Deze is opgesteld om de verschillen qua samenstelling en etikettering van cacao en chocolade tussen de Europese landen weg te nemen.
De Nederlandse overheid heeft de voorschriften van deze Richtlijn uitgewerkt middels het Warenwetbesluit Cacao en chocolade.
Zo schrijft Het Warenwetbesluit voor dat de aanduiding chocolade alleen mag worden gebruikt voor chocolade die – onder andere – in totaal ten minste 35% droge cacaobestanddelen bevat. Ook de verkoopbenaming waaronder chocoladeproducten mogen worden verhandeld zijn gebonden aan voorschriften. De benaming hagelslag- of vlokken bijvoorbeeld mag uitsluitend en moet worden gebezigd wanneer deze qua vorm en samenstelling voldoet aan in de in de wet genoemde voorwaarden.

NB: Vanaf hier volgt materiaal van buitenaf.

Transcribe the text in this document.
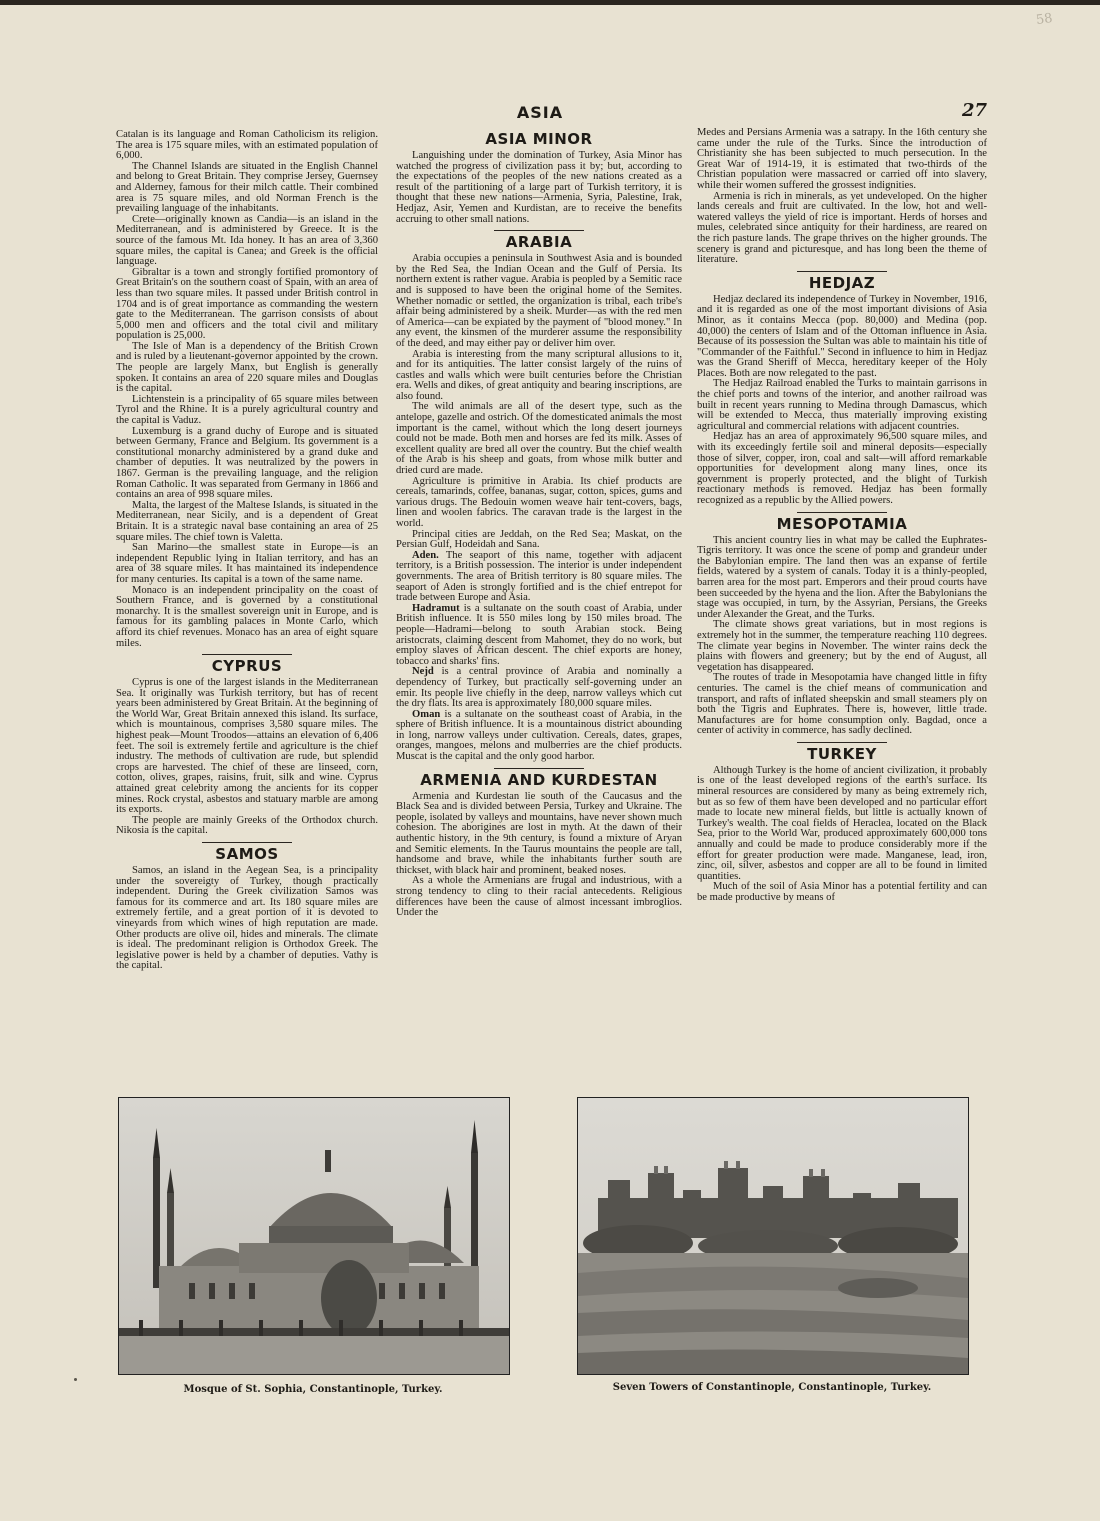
58
ASIA	27

Catalan is its language and Roman Catholicism its religion. The area is 175 square miles, with an estimated population of 6,000.

The Channel Islands are situated in the English Channel and belong to Great Britain. They comprise Jersey, Guernsey and Alderney, famous for their milch cattle. Their combined area is 75 square miles, and old Norman French is the prevailing language of the inhabitants.

Crete—originally known as Candia—is an island in the Mediterranean, and is administered by Greece. It is the source of the famous Mt. Ida honey. It has an area of 3,360 square miles, the capital is Canea; and Greek is the official language.

Gibraltar is a town and strongly fortified promontory of Great Britain's on the southern coast of Spain, with an area of less than two square miles. It passed under British control in 1704 and is of great importance as commanding the western gate to the Mediterranean. The garrison consists of about 5,000 men and officers and the total civil and military population is 25,000.

The Isle of Man is a dependency of the British Crown and is ruled by a lieutenant-governor appointed by the crown. The people are largely Manx, but English is generally spoken. It contains an area of 220 square miles and Douglas is the capital.

Lichtenstein is a principality of 65 square miles between Tyrol and the Rhine. It is a purely agricultural country and the capital is Vaduz.

Luxemburg is a grand duchy of Europe and is situated between Germany, France and Belgium. Its government is a constitutional monarchy administered by a grand duke and chamber of deputies. It was neutralized by the powers in 1867. German is the prevailing language, and the religion Roman Catholic. It was separated from Germany in 1866 and contains an area of 998 square miles.

Malta, the largest of the Maltese Islands, is situated in the Mediterranean, near Sicily, and is a dependent of Great Britain. It is a strategic naval base containing an area of 25 square miles. The chief town is Valetta.

San Marino—the smallest state in Europe—is an independent Republic lying in Italian territory, and has an area of 38 square miles. It has maintained its independence for many centuries. Its capital is a town of the same name.

Monaco is an independent principality on the coast of Southern France, and is governed by a constitutional monarchy. It is the smallest sovereign unit in Europe, and is famous for its gambling palaces in Monte Carlo, which afford its chief revenues. Monaco has an area of eight square miles.

CYPRUS

Cyprus is one of the largest islands in the Mediterranean Sea. It originally was Turkish territory, but has of recent years been administered by Great Britain. At the beginning of the World War, Great Britain annexed this island. Its surface, which is mountainous, comprises 3,580 square miles. The highest peak—Mount Troodos—attains an elevation of 6,406 feet. The soil is extremely fertile and agriculture is the chief industry. The methods of cultivation are rude, but splendid crops are harvested. The chief of these are linseed, corn, cotton, olives, grapes, raisins, fruit, silk and wine. Cyprus attained great celebrity among the ancients for its copper mines. Rock crystal, asbestos and statuary marble are among its exports.

The people are mainly Greeks of the Orthodox church. Nikosia is the capital.

SAMOS

Samos, an island in the Aegean Sea, is a principality under the sovereigty of Turkey, though practically independent. During the Greek civilization Samos was famous for its commerce and art. Its 180 square miles are extremely fertile, and a great portion of it is devoted to vineyards from which wines of high reputation are made. Other products are olive oil, hides and minerals. The climate is ideal. The predominant religion is Orthodox Greek. The legislative power is held by a chamber of deputies. Vathy is the capital.

ASIA MINOR

Languishing under the domination of Turkey, Asia Minor has watched the progress of civilization pass it by; but, according to the expectations of the peoples of the new nations created as a result of the partitioning of a large part of Turkish territory, it is thought that these new nations—Armenia, Syria, Palestine, Irak, Hedjaz, Asir, Yemen and Kurdistan, are to receive the benefits accruing to other small nations.

ARABIA

Arabia occupies a peninsula in Southwest Asia and is bounded by the Red Sea, the Indian Ocean and the Gulf of Persia. Its northern extent is rather vague. Arabia is peopled by a Semitic race and is supposed to have been the original home of the Semites. Whether nomadic or settled, the organization is tribal, each tribe's affair being administered by a sheik. Murder—as with the red men of America—can be expiated by the payment of "blood money." In any event, the kinsmen of the murderer assume the responsibility of the deed, and may either pay or deliver him over.

Arabia is interesting from the many scriptural allusions to it, and for its antiquities. The latter consist largely of the ruins of castles and walls which were built centuries before the Christian era. Wells and dikes, of great antiquity and bearing inscriptions, are also found.

The wild animals are all of the desert type, such as the antelope, gazelle and ostrich. Of the domesticated animals the most important is the camel, without which the long desert journeys could not be made. Both men and horses are fed its milk. Asses of excellent quality are bred all over the country. But the chief wealth of the Arab is his sheep and goats, from whose milk butter and dried curd are made.

Agriculture is primitive in Arabia. Its chief products are cereals, tamarinds, coffee, bananas, sugar, cotton, spices, gums and various drugs. The Bedouin women weave hair tent-covers, bags, linen and woolen fabrics. The caravan trade is the largest in the world.

Principal cities are Jeddah, on the Red Sea; Maskat, on the Persian Gulf, Hodeidah and Sana.

Aden. The seaport of this name, together with adjacent territory, is a British possession. The interior is under independent governments. The area of British territory is 80 square miles. The seaport of Aden is strongly fortified and is the chief entrepot for trade between Europe and Asia.

Hadramut is a sultanate on the south coast of Arabia, under British influence. It is 550 miles long by 150 miles broad. The people—Hadrami—belong to south Arabian stock. Being aristocrats, claiming descent from Mahomet, they do no work, but employ slaves of African descent. The chief exports are honey, tobacco and sharks' fins.

Nejd is a central province of Arabia and nominally a dependency of Turkey, but practically self-governing under an emir. Its people live chiefly in the deep, narrow valleys which cut the dry flats. Its area is approximately 180,000 square miles.

Oman is a sultanate on the southeast coast of Arabia, in the sphere of British influence. It is a mountainous district abounding in long, narrow valleys under cultivation. Cereals, dates, grapes, oranges, mangoes, melons and mulberries are the chief products. Muscat is the capital and the only good harbor.

ARMENIA AND KURDESTAN

Armenia and Kurdestan lie south of the Caucasus and the Black Sea and is divided between Persia, Turkey and Ukraine. The people, isolated by valleys and mountains, have never shown much cohesion. The aborigines are lost in myth. At the dawn of their authentic history, in the 9th century, is found a mixture of Aryan and Semitic elements. In the Taurus mountains the people are tall, handsome and brave, while the inhabitants further south are thickset, with black hair and prominent, beaked noses.

As a whole the Armenians are frugal and industrious, with a strong tendency to cling to their racial antecedents. Religious differences have been the cause of almost incessant imbroglios. Under the

Medes and Persians Armenia was a satrapy. In the 16th century she came under the rule of the Turks. Since the introduction of Christianity she has been subjected to much persecution. In the Great War of 1914-19, it is estimated that two-thirds of the Christian population were massacred or carried off into slavery, while their women suffered the grossest indignities.

Armenia is rich in minerals, as yet undeveloped. On the higher lands cereals and fruit are cultivated. In the low, hot and well-watered valleys the yield of rice is important. Herds of horses and mules, celebrated since antiquity for their hardiness, are reared on the rich pasture lands. The grape thrives on the higher grounds. The scenery is grand and picturesque, and has long been the theme of literature.

HEDJAZ

Hedjaz declared its independence of Turkey in November, 1916, and it is regarded as one of the most important divisions of Asia Minor, as it contains Mecca (pop. 80,000) and Medina (pop. 40,000) the centers of Islam and of the Ottoman influence in Asia. Because of its possession the Sultan was able to maintain his title of "Commander of the Faithful." Second in influence to him in Hedjaz was the Grand Sheriff of Mecca, hereditary keeper of the Holy Places. Both are now relegated to the past.

The Hedjaz Railroad enabled the Turks to maintain garrisons in the chief ports and towns of the interior, and another railroad was built in recent years running to Medina through Damascus, which will be extended to Mecca, thus materially improving existing agricultural and commercial relations with adjacent countries.

Hedjaz has an area of approximately 96,500 square miles, and with its exceedingly fertile soil and mineral deposits—especially those of silver, copper, iron, coal and salt—will afford remarkable opportunities for development along many lines, once its government is properly protected, and the blight of Turkish reactionary methods is removed. Hedjaz has been formally recognized as a republic by the Allied powers.

MESOPOTAMIA

This ancient country lies in what may be called the Euphrates-Tigris territory. It was once the scene of pomp and grandeur under the Babylonian empire. The land then was an expanse of fertile fields, watered by a system of canals. Today it is a thinly-peopled, barren area for the most part. Emperors and their proud courts have been succeeded by the hyena and the lion. After the Babylonians the stage was occupied, in turn, by the Assyrian, Persians, the Greeks under Alexander the Great, and the Turks.

The climate shows great variations, but in most regions is extremely hot in the summer, the temperature reaching 110 degrees. The climate year begins in November. The winter rains deck the plains with flowers and greenery; but by the end of August, all vegetation has disappeared.

The routes of trade in Mesopotamia have changed little in fifty centuries. The camel is the chief means of communication and transport, and rafts of inflated sheepskin and small steamers ply on both the Tigris and Euphrates. There is, however, little trade. Manufactures are for home consumption only. Bagdad, once a center of activity in commerce, has sadly declined.

TURKEY

Although Turkey is the home of ancient civilization, it probably is one of the least developed regions of the earth's surface. Its mineral resources are considered by many as being extremely rich, but as so few of them have been developed and no particular effort made to locate new mineral fields, but little is actually known of Turkey's wealth. The coal fields of Heraclea, located on the Black Sea, prior to the World War, produced approximately 600,000 tons annually and could be made to produce considerably more if the effort for greater production were made. Manganese, lead, iron, zinc, oil, silver, asbestos and copper are all to be found in limited quantities.

Much of the soil of Asia Minor has a potential fertility and can be made productive by means of

Mosque of St. Sophia, Constantinople, Turkey.	Seven Towers of Constantinople, Constantinople, Turkey.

Hieronder volgen enkele voorbeelden uit de regelgeving van cacao en chocolade:
- Een chocoladeproduct dient minimale percentages aan droge cacaobestanddelen, cacaoboter of melkvet te bevatten. In het Warenwetbesluit staat wat deze percentages zijn.
- Indien een chocoladeproduct naast de minimaal vereiste hoeveelheid cacaoboter andere plantaardige vetten bevat, dan dient het etiket de volgende aanvullende zin te bevatten:“Bevat naast cacaoboter ook andere plantaardige vetten.
- Het is verboden dierlijke vetten en bereidingen daarvan die niet uitsluitend afkomstig zijn van melk toe te voegen.